5. I'm beginning to think that slipping on a slick surface and cracking your tail bone has got to be one of the funniest painful injuries that could ever happen. Think about it, there's someone in your life that if you saw this happen to them, you would basically pee your pants from so much laughter. You know who it is. Maybe it's a cocky, popular athlete or maybe it's the clumsy but nice guy that everyone loves. Either way, there's that someone you just know this would happen to. Mine is a girl who used to go to elementary school with me. Her name was Amy. She had it all, the looks, popularity, and the Five Star trapper-keepers. I could see her slipping with arms flailing as if she could fly as she slams down right on her A. She lands so hard that she actually bounces a small bit. A week later, she's still carrying around that butt donut from class to class. It's not necessarily that I didn't like this girl, it's just that she was just perfectly made for this sort of accident. God does have a sense of humor, ladies and gentlemen. Whammy.

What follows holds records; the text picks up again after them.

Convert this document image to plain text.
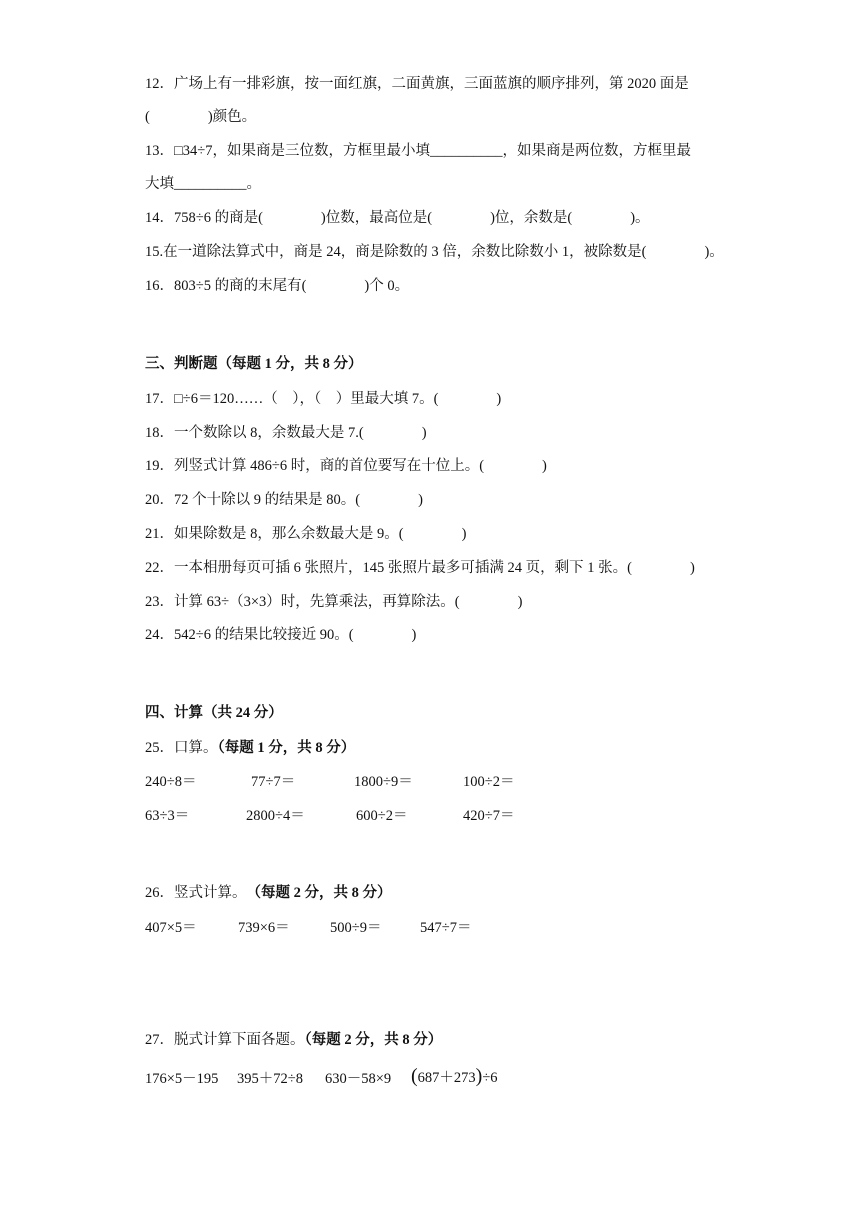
12．广场上有一排彩旗，按一面红旗，二面黄旗，三面蓝旗的顺序排列，第 2020 面是
(　　　　)颜色。
13．□34÷7，如果商是三位数，方框里最小填__________，如果商是两位数，方框里最
大填__________。
14．758÷6 的商是(　　　　)位数，最高位是(　　　　)位，余数是(　　　　)。
15.在一道除法算式中，商是 24，商是除数的 3 倍，余数比除数小 1，被除数是(　　　　)。
16．803÷5 的商的末尾有(　　　　)个 0。
三、判断题（每题 1 分，共 8 分）
17．□÷6＝120……（　），（　）里最大填 7。(　　　　)
18．一个数除以 8，余数最大是 7.(　　　　)
19．列竖式计算 486÷6 时，商的首位要写在十位上。(　　　　)
20．72 个十除以 9 的结果是 80。(　　　　)
21．如果除数是 8，那么余数最大是 9。(　　　　)
22．一本相册每页可插 6 张照片，145 张照片最多可插满 24 页，剩下 1 张。(　　　　)
23．计算 63÷（3×3）时，先算乘法，再算除法。(　　　　)
24．542÷6 的结果比较接近 90。(　　　　)
四、计算（共 24 分）
25．口算。（每题 1 分，共 8 分）
240÷8＝	77÷7＝	1800÷9＝	100÷2＝
63÷3＝	2800÷4＝	600÷2＝	420÷7＝
26．竖式计算。　（每题 2 分，共 8 分）
407×5＝	739×6＝	500÷9＝	547÷7＝
27．脱式计算下面各题。（每题 2 分，共 8 分）
176×5－195 395＋72÷8 630－58×9 (687＋273)÷6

6. ...It took me almost 3 hours to write this beast. What on Earth has possessed me? You guessed it. The thought of me having to sleep in the same room as "Clee". He wakes up around 4 AM with millions of trees that are needing to be cut down with his chainsaw of a snore. He figures, why not get an early start and starts buzzing away. This goes on till about noon. The sheep I'm counting realize they're getting closer and closer to a guy snoring so loud that they actually stop and ask me why I didn't stop him from cutting down this forest which is home to so many of their friends. I'm a coward, what can I say? I'll be loading the logging truck for a good while.

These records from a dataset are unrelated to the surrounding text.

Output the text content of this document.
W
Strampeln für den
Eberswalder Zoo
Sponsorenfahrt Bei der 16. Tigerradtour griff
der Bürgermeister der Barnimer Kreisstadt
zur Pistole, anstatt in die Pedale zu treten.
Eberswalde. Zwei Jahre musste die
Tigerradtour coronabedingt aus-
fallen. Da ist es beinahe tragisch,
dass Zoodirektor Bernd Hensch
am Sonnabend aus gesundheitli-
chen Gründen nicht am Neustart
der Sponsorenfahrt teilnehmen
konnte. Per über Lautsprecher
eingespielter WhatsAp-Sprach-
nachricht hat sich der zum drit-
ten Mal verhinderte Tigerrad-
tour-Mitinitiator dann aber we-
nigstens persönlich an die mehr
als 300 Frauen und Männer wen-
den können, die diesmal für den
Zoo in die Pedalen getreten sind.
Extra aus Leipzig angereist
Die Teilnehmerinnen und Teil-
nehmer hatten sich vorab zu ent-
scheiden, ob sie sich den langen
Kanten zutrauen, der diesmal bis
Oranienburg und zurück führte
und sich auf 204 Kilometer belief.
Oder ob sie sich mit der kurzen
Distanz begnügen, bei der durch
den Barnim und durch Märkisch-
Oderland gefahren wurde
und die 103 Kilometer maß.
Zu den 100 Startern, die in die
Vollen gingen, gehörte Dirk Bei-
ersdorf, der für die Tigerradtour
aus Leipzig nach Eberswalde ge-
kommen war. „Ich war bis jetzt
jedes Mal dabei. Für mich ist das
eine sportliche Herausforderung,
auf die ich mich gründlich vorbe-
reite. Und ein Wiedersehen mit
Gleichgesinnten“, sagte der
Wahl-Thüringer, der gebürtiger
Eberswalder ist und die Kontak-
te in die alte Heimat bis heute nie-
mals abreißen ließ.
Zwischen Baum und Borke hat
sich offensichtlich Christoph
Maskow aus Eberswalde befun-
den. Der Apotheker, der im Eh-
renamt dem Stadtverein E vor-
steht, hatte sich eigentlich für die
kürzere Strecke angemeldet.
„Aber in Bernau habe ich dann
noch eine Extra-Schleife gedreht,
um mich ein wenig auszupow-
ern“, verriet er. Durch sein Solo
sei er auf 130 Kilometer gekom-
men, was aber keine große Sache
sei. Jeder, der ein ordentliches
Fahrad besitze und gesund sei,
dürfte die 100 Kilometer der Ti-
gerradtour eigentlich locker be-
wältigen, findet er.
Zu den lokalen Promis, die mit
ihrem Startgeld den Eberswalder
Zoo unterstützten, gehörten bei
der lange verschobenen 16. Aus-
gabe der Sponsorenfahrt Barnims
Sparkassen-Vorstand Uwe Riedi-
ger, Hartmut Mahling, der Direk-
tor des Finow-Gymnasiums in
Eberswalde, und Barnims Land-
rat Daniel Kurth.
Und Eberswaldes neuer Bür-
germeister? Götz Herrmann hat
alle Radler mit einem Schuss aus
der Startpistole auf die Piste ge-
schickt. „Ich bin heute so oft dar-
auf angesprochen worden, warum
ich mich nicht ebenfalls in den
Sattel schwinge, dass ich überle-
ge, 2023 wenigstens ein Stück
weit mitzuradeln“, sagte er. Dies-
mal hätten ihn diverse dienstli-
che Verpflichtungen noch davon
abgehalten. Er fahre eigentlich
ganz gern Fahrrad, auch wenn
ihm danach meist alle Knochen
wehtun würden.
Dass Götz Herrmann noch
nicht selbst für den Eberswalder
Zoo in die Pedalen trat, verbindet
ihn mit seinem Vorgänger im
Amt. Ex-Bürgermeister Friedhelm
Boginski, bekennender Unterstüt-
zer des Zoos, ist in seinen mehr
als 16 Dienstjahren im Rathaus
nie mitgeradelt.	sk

7. It snowed two days ago. The snow was a bit odd-looking though. It was very very fine and flakey. I looked at it and instantly I knew exactly what it was. It wasn't snow at all. It was Jesus' Dandruff. (Dandruff is capitalized because it's Jesus'. My dandruff is not but His is because c'mon, let's face it. He is Almighty.) Three words for You, Jesus: Head & Shoulders.

8. I went roller-skating tonight with the sorority I'm a sweetheart in. (Enter witty cutdown here. The only time it'll ever be this easy.) First off, it was way out in the boonies. Second, when I stepped inside, it was elementary school skate night all over again. You had the "cool" 12 year olds flying around there as fast as they could and as close as they could just to show off. I so hoped one of my razor-sharp elbows would catch one of those kids in the nose or neck. They were ticking me off a bit. Outside of those little punks, I was having fun. Until, that is, I saw a man that looked like a skeleton with ratty overalls and a balding mullet skate by with his little munchkins. He was laughing then all of a sudden, he looked at me and said, "Pickled Cauliflower." I skated out of that place so fast and didn't look back. I got back to my room on campus and called my girlfriend to see if she'd bring my shoes back. She answered and said yes but she had to finish feeding Elroy his cotton candy in chunks so that his three teeth could handle such hard food. I said fine but I wasn't fine with it. I wanted some cotton candy too.

Ok so I am looking over this and I hope you find it as funny as I do, I mean the guy is no Dane Cook but hey who is? Anyway I hope you enjoyed.